April 4th, 2013 input via mattcolville

If you love movies, and you love writing, eventually you start writing about movies and if you get paid to do it, they call you a critic. But really all you are is someone who loves movies, and loves writing.

If they publish your reviews in the paper, people who don’t love movies start to read them and they get a weird, twisted sense of what you’re trying to do. They’re not writers, they’re not crazy in love with film. They’re just looking for a way to spend a pleasant afternoon So they think, when they read your stuff, that you are telling them what to think. That you think your opinion and experience is objective truth, which is ridiculous.

But you probably don’t give a shit what they think. You audience is other movie nuts like you. Your writing is part of a dialog all those people are having with each other all the time. You don’t care if those people agree with you, you’re interested in the back-and-forth, you love reading new perspectives on films you love. You love going back to movies you overlooked and seeing them from a new point of view.

You and the other people in this conversation develop a common language and eventually this is called the language of film criticism, and because you’re a community you also develop consensus.

You don’t really care about what’s popular because there’s already a whole industry built around what’s popular. Popular movies don’t need awards, they already won the only award that’s important to them; money. You don’t need to convince people to go see popular movies.

So you get a reputation for being a snob, but again, this is from people who aren’t really your audience. The people who just want the choice of which movie in the 18-theater megaplex to see. They’re looking to minimize risk.

You just love writing about movies.

Roger Ebert died this week. He was one of my favorite writers and I always got a little frustrated with people who would act out when his name came up because they didn’t like…it doesn’t matter why.

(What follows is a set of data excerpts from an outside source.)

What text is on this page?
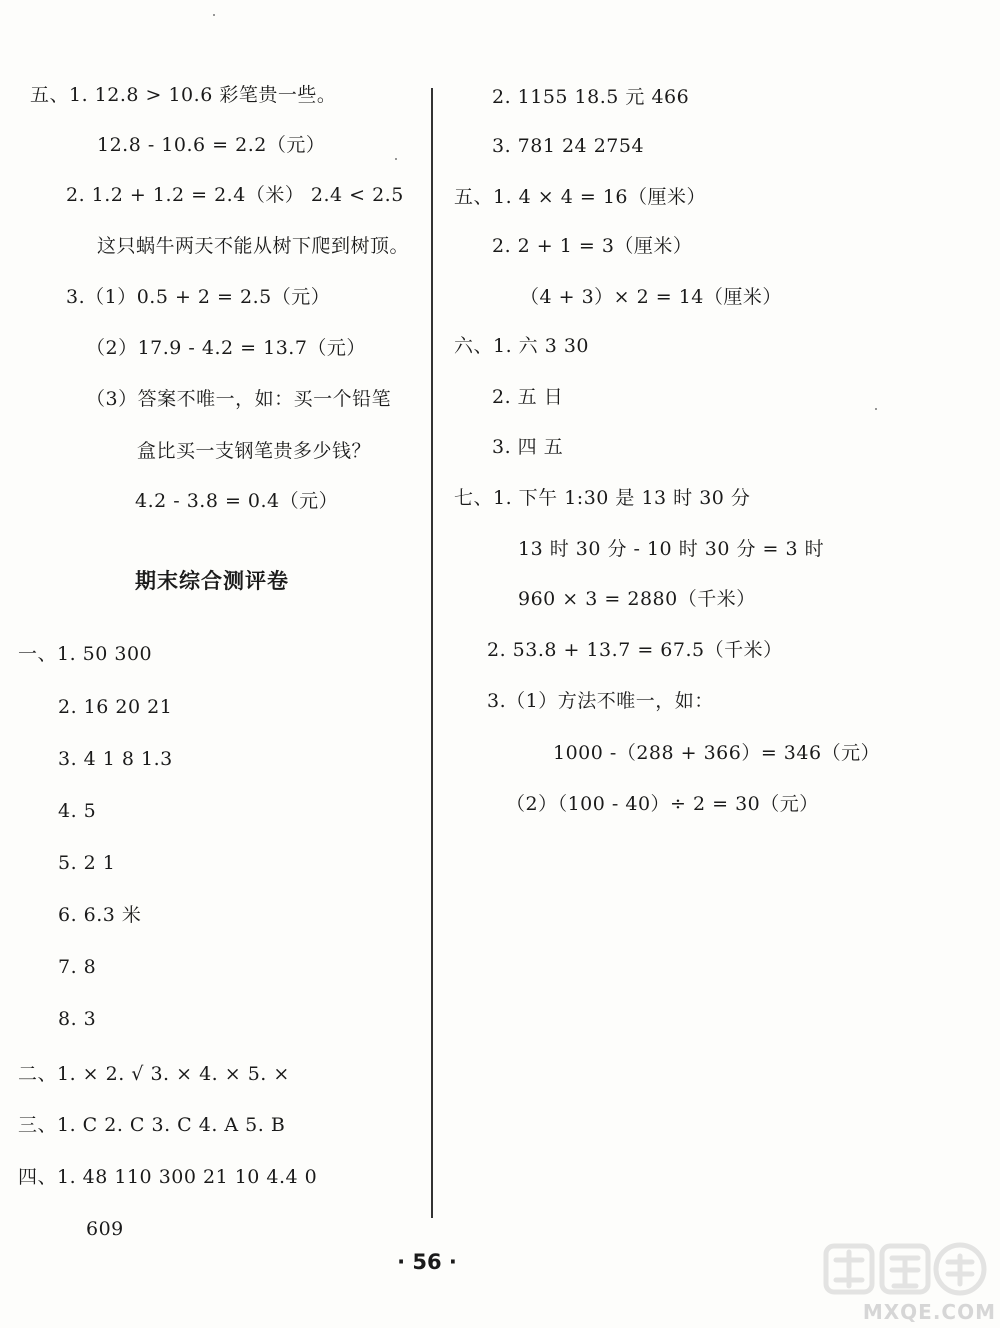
五、1. 12.8 > 10.6 彩笔贵一些。
12.8 - 10.6 = 2.2（元）
2. 1.2 + 1.2 = 2.4（米） 2.4 < 2.5
这只蜗牛两天不能从树下爬到树顶。
3.（1）0.5 + 2 = 2.5（元）
（2）17.9 - 4.2 = 13.7（元）
（3）答案不唯一，如：买一个铅笔
盒比买一支钢笔贵多少钱？
4.2 - 3.8 = 0.4（元）
期末综合测评卷
一、1. 50 300
2. 16 20 21
3. 4 1 8 1.3
4. 5
5. 2 1
6. 6.3 米
7. 8
8. 3
二、1. × 2. √ 3. × 4. × 5. ×
三、1. C 2. C 3. C 4. A 5. B
四、1. 48 110 300 21 10 4.4 0
609
2. 1155 18.5 元 466
3. 781 24 2754
五、1. 4 × 4 = 16（厘米）
2. 2 + 1 = 3（厘米）
（4 + 3）× 2 = 14（厘米）
六、1. 六 3 30
2. 五 日
3. 四 五
七、1. 下午 1:30 是 13 时 30 分
13 时 30 分 - 10 时 30 分 = 3 时
960 × 3 = 2880（千米）
2. 53.8 + 13.7 = 67.5（千米）
3.（1）方法不唯一，如：
1000 -（288 + 366）= 346（元）
（2）（100 - 40）÷ 2 = 30（元）
· 56 ·
MXQE.COM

They didn’t like a review, or the idea that he did reviews, or whatever.

I wanted to grab these people and say “Jesus who gives a shit whether he liked the movie, look at the writing!” He was a great writer and a good journalist and he brought a journalist’s discipline to everything he wrote. He knew he could be funny, he knew he could be poetic, and he knew that both of these had to be used with taste. Meaning, only when appropriate.

I’ve written a lot of movie reviews and I always thought Ebert would like them. Some of them. But as he got older, and the movie culture in America continued to atrophy, Ebert became fascinated with what people from other cultures thought about movies. There was no shortage of middle-class white guys writing about movies, but he promoted film reviews from people in Egypt, Argentina, Spain, Chile. All over the world.

His Far-flung Correspondents, the perspective of people from wildly different cultures than his, was his last gift to us. I enjoyed reading reviews of new movies, foreign movies, and classics, from young people in distant lands discovering the rich culture of film for the first time.

I’m sad Roger is gone. I grew up with him and Gene and their wit and passion for film. They taught me a lot. I know a lot of people who say “We didn’t always agree…,” as though that means anything. As though the point is whether you agreed. The point is that you thought something, maybe something no one else thought, and maybe someone else thought something you didn’t.

Talking about agreeing or not agreeing imagines there’s a right answer. There is not. The journey is the destination.